India softened its stance by offering to reduce the negative list from 991 to 854 items, which would not be subjected to duty cuts. New Delhi had originally proposed to keep 1,414 items on the negative list, which was later pruned.
An unimpressed Asean took an aggressive position proposing a negative list of 60 items something that is untenable to India, given the political sensitivities.
If that was not all, Asean also rejected India’s proposal to use tariff rate quotas (TRQs) for import of products like palm oil, pepper, tea and coffee.
TRQs were expected to provide India the flexibility to allow import of a specified quantity of products at lower of zero duty while the entry of the items above the threshold would be subjected to the normal tariff, which is nearly 90% in case of palm oil.
In fact, TRQs were seen as the way out for the UPA government which had been caught in a bind with Sonia Gandhi asking Prime Minister Manmohan Singh to ensure that the interests of Indian farmers were not affected, while Asean was putting pressure on India to open up its trade.

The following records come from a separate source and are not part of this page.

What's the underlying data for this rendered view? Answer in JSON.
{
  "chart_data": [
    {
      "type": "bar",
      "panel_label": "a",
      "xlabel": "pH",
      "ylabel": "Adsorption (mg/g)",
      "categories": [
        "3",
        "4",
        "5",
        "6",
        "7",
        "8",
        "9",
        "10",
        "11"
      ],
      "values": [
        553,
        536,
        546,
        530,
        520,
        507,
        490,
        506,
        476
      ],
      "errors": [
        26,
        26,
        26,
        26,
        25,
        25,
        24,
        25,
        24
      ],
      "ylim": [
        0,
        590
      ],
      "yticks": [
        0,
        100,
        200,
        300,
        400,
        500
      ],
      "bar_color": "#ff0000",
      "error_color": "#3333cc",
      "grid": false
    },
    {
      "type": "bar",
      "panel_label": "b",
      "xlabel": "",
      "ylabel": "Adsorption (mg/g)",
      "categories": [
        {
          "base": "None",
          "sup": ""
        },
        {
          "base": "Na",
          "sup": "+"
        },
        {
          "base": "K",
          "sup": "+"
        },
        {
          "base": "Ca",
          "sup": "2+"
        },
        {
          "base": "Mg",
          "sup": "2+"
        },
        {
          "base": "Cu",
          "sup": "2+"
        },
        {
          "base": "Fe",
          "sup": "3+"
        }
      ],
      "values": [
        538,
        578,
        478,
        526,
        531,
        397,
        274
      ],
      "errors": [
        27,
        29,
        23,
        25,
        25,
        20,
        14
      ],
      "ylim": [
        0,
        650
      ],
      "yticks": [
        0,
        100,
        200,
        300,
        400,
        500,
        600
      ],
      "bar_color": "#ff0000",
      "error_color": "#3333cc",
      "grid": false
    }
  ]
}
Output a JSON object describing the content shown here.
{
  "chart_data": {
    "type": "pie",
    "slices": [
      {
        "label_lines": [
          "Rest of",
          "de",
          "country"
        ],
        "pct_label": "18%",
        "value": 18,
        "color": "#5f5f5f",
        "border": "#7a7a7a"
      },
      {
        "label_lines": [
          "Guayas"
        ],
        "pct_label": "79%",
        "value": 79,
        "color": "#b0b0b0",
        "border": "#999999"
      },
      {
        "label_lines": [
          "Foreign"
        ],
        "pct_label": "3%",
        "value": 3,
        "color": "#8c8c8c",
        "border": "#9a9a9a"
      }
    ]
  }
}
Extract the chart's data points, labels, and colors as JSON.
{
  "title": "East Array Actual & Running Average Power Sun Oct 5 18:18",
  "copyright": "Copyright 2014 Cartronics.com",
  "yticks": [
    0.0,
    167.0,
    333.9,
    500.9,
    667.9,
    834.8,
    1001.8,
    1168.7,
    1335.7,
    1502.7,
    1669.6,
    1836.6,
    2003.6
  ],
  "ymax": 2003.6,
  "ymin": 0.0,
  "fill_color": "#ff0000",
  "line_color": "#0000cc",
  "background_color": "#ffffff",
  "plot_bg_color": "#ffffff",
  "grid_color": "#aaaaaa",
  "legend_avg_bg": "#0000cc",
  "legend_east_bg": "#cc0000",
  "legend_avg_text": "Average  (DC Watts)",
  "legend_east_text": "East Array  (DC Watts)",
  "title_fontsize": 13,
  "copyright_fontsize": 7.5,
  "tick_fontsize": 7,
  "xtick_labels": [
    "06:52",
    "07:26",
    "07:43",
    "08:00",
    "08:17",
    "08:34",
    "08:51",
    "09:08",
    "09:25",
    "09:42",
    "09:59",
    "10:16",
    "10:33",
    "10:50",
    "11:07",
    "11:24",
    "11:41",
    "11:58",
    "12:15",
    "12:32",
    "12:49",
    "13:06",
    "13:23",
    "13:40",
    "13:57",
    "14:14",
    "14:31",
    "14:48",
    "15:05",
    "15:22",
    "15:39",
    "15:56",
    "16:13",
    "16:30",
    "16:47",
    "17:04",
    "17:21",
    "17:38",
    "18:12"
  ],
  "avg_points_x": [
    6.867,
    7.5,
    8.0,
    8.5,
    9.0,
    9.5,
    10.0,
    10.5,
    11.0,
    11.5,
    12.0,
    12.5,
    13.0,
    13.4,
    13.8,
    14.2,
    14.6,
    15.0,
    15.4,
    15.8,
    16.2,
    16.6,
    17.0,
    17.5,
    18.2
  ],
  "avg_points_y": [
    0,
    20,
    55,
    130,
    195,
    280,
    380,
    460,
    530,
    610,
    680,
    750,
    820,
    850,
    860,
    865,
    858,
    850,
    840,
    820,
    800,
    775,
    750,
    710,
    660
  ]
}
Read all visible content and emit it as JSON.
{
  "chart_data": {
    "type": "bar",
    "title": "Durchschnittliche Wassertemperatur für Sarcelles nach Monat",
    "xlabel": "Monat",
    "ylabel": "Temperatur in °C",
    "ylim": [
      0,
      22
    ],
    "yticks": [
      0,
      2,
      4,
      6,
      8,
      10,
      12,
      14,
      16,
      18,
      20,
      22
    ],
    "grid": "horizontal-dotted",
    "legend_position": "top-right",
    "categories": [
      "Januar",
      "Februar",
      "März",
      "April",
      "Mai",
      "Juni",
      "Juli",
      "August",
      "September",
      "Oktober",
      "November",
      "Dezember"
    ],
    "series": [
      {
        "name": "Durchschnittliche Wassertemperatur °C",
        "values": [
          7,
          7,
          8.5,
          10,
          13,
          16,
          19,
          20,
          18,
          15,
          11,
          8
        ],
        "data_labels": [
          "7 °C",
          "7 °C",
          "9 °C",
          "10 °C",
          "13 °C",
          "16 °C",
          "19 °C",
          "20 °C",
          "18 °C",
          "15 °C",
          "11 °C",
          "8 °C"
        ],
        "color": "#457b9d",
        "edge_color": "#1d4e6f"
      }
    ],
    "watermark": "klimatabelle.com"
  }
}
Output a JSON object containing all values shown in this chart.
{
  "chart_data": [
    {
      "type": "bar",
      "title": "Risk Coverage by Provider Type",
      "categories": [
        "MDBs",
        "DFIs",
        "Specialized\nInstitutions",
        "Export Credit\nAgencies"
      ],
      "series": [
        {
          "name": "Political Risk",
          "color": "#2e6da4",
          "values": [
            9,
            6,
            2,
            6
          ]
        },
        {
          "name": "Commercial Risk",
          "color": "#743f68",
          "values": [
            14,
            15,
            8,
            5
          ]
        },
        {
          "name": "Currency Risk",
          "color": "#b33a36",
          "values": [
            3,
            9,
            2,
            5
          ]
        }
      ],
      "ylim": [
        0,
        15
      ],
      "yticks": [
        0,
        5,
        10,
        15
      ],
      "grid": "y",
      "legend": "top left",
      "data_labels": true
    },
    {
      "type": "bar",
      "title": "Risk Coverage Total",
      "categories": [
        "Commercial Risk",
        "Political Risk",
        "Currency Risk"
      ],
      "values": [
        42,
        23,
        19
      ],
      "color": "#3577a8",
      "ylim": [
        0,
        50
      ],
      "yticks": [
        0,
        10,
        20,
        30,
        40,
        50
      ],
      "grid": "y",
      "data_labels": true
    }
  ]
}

The Asean stance on TRQs was the result of a tough posture adopted by Malaysia the largest palm oil exporter though officials from Indonesia, which is the second largest exporter, indicated to TOI that they were willing to accept the offer on TRQs to ensure that the deal goes through.
India had opted for TRQs as a concession to Indonesia, Malaysia, Thailand and Vietnam, where these items account for a large share of their trade, since India was bound by its commitment to cover 80% trade of all Asean members.
In case palm oil was left out, then over 50% of Indonesian export and 20% of Malaysian exports would not be covered by the agreement.
With the talks hitting a roadblock, the commerce ministry has decided to lob the ball back into the court of the Trade and Economic Relations Committee headed by the PM.